On lui a donné un prix Nobel de consolation, comme un sucre d’orge et qu’il n’avait pas les moyens de refuser, lui.
Le destin de Camus me fait penser à celui de Philippe Seguin, qu’on enterre aujourd’hui . Temps glacial sur tout le territoire, dit la météo. Lui non plus n’était pas un héritier et il a magnifiquement échoué à exercer ses dons aux plus hautes fonctions de l’Etat. Il y a une partie grisée dans le surmoi des nés-pauvres qui interdit d’aller trop loin, une sorte de bâtardise rémanente et discrètement visqueuse qui vous rappelle à vos origines. Freud a écrit un lumineux article là-dessus :» Ceux qui échouent dans le succès» . A un niveau bien plus modeste, combien de promotions se vivent dans la crampe d’estomac permanente et le dégueulis dans le lavabo. Et l’entourage invoque le stress dû à de nouvelles fonctions, tu parles!

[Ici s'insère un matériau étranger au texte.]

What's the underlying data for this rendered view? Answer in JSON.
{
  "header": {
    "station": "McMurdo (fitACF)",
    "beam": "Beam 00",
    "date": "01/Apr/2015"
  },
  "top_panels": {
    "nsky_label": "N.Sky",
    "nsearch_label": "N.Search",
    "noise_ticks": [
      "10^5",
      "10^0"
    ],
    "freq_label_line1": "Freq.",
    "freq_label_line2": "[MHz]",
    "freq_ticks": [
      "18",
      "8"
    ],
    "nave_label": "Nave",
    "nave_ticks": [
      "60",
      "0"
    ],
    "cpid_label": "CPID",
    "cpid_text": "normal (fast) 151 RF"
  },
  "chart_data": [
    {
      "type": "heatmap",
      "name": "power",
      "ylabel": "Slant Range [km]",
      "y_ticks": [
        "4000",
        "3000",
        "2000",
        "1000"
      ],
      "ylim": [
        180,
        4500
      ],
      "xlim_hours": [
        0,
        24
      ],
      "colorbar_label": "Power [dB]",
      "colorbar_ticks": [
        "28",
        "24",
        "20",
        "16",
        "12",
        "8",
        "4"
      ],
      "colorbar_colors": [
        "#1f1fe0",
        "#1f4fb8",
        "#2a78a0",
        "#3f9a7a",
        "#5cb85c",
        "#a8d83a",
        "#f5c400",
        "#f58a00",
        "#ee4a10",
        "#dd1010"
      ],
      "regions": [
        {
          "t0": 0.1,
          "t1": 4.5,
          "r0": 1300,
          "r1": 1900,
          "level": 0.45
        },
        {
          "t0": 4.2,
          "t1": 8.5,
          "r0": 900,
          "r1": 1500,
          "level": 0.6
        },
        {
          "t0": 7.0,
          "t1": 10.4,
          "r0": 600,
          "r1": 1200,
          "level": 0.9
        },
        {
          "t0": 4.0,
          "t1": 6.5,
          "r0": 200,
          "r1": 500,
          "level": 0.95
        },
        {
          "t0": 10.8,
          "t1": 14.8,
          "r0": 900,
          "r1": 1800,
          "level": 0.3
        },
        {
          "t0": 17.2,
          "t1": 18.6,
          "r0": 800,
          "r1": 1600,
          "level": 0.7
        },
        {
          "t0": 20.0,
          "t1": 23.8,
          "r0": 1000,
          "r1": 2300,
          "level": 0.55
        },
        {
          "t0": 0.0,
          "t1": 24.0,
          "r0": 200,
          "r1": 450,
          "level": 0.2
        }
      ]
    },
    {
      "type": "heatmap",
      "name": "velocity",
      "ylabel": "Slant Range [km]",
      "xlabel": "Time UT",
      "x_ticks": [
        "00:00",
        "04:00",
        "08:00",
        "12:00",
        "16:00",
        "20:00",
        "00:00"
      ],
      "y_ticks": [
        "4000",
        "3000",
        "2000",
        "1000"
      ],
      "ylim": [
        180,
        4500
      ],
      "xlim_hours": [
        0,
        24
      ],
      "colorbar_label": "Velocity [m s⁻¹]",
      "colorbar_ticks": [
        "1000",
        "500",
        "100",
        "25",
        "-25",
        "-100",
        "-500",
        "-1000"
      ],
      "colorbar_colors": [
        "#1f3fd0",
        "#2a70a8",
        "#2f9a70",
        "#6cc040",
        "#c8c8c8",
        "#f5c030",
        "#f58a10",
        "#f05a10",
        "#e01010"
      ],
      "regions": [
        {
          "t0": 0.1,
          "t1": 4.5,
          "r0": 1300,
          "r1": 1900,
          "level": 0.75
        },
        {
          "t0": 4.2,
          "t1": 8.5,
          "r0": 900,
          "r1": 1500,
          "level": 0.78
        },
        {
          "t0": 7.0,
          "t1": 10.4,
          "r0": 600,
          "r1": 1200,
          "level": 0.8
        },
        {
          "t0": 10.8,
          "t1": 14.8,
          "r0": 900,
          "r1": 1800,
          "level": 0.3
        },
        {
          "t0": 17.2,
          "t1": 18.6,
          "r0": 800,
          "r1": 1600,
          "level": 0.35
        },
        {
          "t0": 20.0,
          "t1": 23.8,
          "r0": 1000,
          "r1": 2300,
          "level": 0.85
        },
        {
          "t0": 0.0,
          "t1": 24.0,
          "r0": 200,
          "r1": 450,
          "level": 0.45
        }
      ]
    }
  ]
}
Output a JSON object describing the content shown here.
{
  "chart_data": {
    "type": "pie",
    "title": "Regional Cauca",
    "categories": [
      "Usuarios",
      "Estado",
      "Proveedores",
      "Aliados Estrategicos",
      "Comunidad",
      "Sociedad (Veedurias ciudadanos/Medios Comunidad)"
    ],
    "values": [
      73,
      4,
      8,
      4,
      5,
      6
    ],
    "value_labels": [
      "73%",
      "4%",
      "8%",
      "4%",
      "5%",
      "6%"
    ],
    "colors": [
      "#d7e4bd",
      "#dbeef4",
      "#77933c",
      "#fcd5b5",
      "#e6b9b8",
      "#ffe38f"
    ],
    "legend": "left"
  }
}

Cela dit, les hommes de pouvoir ont tous plus ou moins une pulsion suicidaire (une façon de rembourser les dettes de l’accession au pouvoir?). Les romains s’étaient aperçus que la roche Tarpéienne (falaise dans Rome du haut de laquelle on poussait dans le vide les condamnés à mort) était proche du Capitole, où l’on célébrait le triomphe des généraux vainqueurs.
Inversement, peut-on affirmer qu’on réussit dans l’échec? Mais le BAC de Philo, c’est au mois de juin!